There are few – if any – parts of the globe that haven’t been affected by pollution and climate change,
but on our voyage at least, these areas were outnumbered by magnificent coral cities teeming with life. Wallace would have loved it.
One of a cluster of western tourists gathered at the end of the village’s narrow cul-de-sac abutting the forest, an object of fascination for dozens of pairs of eyes that peeped through doorways just sufficiently ajar or over the picket fence on either side, it was not difficult to imagine myself as Wallace. The village was Dodinga, on the island of Halmahera. The date of Wallace’s occupancy was February 1858, and he was ill.
The theory of evolution
This was the site of Wallace’s epiphany, the very same spot where he arrived at the theory of evolution by natural selection during a bout of malaria.
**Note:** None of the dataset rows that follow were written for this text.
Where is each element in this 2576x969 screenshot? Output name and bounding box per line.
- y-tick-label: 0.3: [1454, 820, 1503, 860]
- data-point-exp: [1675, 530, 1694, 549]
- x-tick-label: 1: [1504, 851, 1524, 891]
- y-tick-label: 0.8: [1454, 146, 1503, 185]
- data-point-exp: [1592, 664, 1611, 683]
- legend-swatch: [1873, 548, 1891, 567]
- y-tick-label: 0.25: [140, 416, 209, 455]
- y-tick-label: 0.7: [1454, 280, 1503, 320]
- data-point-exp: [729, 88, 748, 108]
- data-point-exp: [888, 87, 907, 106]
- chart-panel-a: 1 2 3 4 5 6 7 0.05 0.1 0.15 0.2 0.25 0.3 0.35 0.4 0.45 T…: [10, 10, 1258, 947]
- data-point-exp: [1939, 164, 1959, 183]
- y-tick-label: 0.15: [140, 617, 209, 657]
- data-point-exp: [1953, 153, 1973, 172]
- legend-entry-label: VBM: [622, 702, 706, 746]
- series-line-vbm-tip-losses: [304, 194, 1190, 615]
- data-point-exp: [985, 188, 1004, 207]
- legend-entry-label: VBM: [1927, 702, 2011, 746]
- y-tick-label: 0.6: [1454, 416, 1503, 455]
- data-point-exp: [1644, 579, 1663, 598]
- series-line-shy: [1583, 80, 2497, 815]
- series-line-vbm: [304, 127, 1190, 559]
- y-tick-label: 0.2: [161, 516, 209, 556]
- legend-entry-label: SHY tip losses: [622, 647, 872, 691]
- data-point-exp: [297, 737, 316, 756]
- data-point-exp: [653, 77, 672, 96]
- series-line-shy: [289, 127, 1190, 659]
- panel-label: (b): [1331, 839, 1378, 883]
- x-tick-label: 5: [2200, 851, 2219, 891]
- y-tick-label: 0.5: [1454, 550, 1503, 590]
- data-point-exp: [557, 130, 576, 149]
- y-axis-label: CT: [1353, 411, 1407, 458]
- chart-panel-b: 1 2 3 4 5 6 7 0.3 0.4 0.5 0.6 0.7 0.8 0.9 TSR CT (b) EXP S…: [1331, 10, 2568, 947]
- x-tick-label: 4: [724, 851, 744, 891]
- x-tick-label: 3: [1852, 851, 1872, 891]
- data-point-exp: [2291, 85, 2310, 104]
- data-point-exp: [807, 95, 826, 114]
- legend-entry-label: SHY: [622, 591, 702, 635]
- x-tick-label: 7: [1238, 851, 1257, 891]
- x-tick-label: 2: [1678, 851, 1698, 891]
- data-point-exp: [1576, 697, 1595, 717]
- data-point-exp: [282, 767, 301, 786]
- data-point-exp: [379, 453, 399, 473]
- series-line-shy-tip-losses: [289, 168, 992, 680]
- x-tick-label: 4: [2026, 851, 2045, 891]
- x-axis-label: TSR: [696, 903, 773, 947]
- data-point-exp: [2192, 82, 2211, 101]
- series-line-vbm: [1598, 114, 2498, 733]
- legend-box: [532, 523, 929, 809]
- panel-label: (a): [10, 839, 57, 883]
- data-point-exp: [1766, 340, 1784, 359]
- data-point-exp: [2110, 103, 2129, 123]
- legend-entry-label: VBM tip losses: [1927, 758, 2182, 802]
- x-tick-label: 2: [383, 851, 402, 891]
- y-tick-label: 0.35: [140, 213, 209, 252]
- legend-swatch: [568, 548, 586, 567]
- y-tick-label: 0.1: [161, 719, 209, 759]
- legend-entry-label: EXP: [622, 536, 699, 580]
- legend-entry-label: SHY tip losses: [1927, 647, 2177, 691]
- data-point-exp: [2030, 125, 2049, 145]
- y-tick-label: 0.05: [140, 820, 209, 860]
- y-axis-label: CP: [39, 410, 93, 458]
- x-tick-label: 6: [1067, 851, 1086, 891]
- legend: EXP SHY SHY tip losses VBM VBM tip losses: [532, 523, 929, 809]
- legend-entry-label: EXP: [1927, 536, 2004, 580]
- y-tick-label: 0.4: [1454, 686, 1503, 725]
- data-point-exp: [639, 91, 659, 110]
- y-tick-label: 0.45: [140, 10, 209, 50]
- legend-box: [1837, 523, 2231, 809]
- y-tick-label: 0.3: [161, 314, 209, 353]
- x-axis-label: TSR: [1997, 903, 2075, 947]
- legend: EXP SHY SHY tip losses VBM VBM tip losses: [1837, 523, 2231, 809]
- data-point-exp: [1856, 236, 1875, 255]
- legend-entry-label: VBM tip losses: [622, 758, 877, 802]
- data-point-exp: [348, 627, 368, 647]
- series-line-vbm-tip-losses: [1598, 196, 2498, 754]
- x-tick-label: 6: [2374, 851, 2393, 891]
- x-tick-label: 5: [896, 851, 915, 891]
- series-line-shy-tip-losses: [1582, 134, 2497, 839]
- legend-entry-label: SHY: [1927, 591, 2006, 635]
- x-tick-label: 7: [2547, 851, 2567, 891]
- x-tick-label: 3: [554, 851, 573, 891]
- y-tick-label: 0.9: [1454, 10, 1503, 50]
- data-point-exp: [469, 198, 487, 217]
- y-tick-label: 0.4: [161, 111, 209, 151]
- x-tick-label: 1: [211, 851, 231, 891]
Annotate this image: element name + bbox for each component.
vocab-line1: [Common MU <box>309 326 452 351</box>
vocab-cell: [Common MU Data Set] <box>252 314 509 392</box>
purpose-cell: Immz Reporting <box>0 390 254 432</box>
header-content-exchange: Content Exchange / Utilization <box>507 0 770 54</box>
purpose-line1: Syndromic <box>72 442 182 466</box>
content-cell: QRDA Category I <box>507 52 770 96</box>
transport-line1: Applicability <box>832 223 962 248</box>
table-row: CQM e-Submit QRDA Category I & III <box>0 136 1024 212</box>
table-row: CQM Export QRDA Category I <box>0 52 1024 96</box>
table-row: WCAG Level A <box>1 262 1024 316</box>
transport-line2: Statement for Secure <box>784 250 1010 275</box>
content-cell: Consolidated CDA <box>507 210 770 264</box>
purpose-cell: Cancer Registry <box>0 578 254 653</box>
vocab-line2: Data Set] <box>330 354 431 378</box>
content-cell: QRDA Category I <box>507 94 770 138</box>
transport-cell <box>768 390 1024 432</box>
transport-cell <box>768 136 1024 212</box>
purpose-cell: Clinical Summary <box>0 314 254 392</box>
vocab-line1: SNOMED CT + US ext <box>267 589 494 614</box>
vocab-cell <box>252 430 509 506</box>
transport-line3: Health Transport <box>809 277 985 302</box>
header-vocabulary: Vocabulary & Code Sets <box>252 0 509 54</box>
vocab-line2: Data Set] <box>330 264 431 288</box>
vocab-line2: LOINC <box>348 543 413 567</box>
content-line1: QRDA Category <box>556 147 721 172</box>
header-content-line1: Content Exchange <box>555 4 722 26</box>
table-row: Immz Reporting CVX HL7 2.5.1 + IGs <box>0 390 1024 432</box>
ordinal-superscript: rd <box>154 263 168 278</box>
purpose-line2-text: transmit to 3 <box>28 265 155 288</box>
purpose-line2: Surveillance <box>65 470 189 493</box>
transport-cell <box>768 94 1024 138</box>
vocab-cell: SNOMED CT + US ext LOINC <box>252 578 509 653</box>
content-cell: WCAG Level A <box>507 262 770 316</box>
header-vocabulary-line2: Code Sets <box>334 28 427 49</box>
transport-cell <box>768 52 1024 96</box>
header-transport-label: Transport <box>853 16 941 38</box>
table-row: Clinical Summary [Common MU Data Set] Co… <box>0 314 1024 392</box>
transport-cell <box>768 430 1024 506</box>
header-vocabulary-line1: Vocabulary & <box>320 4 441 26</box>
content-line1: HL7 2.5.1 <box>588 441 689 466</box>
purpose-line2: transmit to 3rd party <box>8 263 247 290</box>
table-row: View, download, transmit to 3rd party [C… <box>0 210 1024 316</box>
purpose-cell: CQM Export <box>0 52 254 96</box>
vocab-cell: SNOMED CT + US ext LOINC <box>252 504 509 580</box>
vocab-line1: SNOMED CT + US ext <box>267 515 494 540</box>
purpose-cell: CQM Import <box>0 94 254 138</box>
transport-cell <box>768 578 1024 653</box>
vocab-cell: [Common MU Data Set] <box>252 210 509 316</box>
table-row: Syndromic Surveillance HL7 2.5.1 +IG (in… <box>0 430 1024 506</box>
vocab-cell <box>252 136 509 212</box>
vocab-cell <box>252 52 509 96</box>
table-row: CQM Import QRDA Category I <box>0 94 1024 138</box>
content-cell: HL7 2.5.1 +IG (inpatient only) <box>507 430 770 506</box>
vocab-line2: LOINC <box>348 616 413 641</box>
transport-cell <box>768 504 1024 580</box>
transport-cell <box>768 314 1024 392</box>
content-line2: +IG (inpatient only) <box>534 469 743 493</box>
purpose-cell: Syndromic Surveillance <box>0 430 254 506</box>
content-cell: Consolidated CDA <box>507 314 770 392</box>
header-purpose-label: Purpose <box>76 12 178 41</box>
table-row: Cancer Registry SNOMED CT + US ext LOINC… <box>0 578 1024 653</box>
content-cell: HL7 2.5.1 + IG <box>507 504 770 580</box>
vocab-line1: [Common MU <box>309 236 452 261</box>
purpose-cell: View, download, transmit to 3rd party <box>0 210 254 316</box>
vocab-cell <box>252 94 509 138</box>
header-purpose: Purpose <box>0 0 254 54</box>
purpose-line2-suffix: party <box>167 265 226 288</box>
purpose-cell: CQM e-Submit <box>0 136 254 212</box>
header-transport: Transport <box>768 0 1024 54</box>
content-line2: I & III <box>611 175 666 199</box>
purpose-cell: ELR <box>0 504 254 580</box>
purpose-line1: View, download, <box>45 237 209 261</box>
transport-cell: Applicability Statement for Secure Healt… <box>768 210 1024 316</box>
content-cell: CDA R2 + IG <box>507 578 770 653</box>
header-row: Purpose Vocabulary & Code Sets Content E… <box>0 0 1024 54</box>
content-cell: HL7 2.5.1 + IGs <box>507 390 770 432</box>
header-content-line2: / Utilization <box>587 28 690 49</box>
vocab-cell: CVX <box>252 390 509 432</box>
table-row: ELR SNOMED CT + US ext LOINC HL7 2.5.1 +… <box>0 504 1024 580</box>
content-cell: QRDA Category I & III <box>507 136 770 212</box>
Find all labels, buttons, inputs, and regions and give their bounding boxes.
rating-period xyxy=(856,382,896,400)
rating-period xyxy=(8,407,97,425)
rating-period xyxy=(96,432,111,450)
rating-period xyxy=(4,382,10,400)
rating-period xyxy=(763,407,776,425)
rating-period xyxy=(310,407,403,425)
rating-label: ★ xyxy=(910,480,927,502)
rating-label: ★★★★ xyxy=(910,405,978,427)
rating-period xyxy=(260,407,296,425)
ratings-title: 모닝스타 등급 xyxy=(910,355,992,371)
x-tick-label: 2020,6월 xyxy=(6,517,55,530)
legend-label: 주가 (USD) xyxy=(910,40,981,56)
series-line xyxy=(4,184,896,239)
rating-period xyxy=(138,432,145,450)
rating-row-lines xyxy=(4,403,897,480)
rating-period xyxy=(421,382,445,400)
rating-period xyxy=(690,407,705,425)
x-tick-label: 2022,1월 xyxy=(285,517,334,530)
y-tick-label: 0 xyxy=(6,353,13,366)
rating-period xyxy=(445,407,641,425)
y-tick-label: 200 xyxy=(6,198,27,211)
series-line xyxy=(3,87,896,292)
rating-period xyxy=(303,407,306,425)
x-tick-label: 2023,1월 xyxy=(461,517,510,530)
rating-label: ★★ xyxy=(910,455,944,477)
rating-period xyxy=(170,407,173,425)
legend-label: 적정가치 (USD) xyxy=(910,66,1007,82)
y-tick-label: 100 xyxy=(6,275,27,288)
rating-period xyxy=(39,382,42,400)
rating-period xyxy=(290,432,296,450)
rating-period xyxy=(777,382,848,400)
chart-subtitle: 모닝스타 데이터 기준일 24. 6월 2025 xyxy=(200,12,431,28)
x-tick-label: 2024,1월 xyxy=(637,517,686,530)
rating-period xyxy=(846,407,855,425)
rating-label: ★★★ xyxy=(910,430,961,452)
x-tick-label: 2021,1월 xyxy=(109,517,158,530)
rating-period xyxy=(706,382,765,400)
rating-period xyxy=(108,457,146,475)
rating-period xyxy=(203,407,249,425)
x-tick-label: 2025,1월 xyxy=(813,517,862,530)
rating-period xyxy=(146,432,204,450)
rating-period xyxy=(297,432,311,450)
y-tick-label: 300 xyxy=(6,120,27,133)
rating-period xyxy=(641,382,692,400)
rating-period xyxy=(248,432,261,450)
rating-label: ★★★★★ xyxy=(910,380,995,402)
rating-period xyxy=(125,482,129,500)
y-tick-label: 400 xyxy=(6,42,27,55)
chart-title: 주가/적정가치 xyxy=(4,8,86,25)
Contrary to what I’d previously supposed, however, it didn’t come as a spontaneous idea from out of the blue, but just as it had to Darwin. After years of careful thought and study, the fever had merely allowed his thoughts to focus.
Self-taught, self-funded and self-driven, Wallace had none of the advantages that Darwin enjoyed, yet earned his status alongside him in history. My journey in search of Wallace and his living treasures had allowed me some privileged views of wildlife and wild places, but the greatest privilege of all was to have seen them through the eyes of the most admirable of all historical naturalists, and to have come to understand him.